Everyone is different and possesses defining characteristics that make us unique to one another. The pigment of our skin is just one of these differentiating factors. But did you know that skin care specialists categorize skin’s pigment by its susceptibility to sun damage? This measurement is called the Fitzpatrick scale, and it is helpful for you to protect yourself from the sun.
The following are the primary categories of skin type on the Fitzpatrick scale, and the respective SPF of sunscreen you should wear for your skin:
Type I (Pale, white, never tans, always burns) SPF 30+
The highest risk category for malignancies from sun exposure, skin type I is very pale and vulnerable to the sun’s rays. If you have skin type I, you never tan but instead burn from sun exposure and are at a high risk for melanoma. It is advised that you wear sunscreen with SPF 30+, reapplying multiple times throughout the day, and stay in the shade as much as possible.
Type II (Fair, usually burns, difficulty tanning) SPF 30+
If you have skin type II, you are very vulnerable to sun damage and burn far more often than you tan. Like those with skin type I, it is recommended that you wear a minimum of SPF 30 and seek shade when exposed to the sun’s rays if you have skin type II.
Type III (Olive, sometimes burns, gradually tans) SPF 15
With skin type III, you are relatively vulnerable to sun damage, carcinomas, and melanoma, but not to the extent of those with skin types I and II. If you have skin type III, it is advised that you wear at least SPF 15 when in direct sunlight and that you seek shade during the sun’s strongest hours, which is typically between 10 AM and 4 PM.

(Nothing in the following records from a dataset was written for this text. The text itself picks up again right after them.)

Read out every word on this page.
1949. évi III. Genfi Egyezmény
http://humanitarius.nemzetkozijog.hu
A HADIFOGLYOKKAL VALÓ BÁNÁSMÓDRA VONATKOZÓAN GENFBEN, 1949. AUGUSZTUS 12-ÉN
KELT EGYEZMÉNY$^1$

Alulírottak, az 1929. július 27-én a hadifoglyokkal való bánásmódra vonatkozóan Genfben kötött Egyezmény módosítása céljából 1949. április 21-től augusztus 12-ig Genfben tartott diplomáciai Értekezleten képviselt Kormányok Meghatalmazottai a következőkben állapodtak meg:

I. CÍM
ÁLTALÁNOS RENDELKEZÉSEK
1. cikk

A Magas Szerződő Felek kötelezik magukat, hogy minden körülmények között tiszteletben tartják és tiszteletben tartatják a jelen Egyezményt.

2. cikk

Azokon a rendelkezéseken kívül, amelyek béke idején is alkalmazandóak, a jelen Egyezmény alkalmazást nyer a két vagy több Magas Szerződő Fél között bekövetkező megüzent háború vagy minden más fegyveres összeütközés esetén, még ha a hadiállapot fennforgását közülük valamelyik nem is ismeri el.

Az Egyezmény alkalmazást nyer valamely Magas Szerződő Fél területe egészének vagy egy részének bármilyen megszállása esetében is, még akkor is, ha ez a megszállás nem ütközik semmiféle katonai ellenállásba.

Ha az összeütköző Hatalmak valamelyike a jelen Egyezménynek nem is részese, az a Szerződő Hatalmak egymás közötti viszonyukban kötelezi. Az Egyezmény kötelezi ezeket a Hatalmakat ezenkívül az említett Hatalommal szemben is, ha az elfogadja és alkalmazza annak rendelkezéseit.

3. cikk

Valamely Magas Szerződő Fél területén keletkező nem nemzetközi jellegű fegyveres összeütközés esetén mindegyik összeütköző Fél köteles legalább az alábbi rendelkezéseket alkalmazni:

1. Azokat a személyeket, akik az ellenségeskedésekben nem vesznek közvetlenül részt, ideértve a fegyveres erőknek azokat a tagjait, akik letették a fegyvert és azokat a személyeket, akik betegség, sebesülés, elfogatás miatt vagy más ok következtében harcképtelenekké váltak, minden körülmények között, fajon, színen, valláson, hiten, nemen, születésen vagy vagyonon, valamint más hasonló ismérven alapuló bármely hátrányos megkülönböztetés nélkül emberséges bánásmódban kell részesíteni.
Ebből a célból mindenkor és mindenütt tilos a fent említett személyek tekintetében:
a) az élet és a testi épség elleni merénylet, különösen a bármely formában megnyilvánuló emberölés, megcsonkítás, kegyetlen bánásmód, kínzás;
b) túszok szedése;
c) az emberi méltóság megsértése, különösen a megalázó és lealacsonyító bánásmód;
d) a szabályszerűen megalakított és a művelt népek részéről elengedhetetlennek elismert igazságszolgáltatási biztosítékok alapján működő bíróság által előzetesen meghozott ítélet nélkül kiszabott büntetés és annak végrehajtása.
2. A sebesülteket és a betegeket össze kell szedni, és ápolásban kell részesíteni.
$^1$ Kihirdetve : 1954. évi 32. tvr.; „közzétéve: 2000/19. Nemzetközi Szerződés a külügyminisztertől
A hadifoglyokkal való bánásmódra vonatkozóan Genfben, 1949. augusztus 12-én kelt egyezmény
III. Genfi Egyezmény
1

Type IV (Olive, medium brown, rarely burns, tans with moderate ease) SPF 15
More likely to tan than burn, if you have skin type IV, you are less susceptible to sun damage and deadly skin cancers, such as melanoma. Although you aren’t considered to be a member of an at-risk category, your skin will still be damaged from the sun if you don’t wear SPF 15 while in direct exposure. Carcinomas and melanomas can still develop if the appropriate precautions aren’t taken.
Type V (Brown, dark brown, rarely burns, tans with ease) SPF 15
If you have the second darkest skin type, then you rarely burn and are less susceptible to damage from the sun. Although common forms of melanoma and carcinoma are less likely to occur if you have skin type V, the more aggressive strain known as acral lentiginous melanoma, which forms in unexposed areas of the body, is known to occur in higher prevalence among darker skinned individuals. Because of this, it is advised that you wear SPF 15 and seek shade during the sun’s peak hours.
Type VI (Black, very dark brown, never burns, tans very easily) SPF 15
The darkest skin type, skin type VI does not burn. If you have skin type VI however, you are in the highest risk category for acral lentiginous melanoma and, as such, should wear SPF 15 and seek shade during the sun’s peak hours.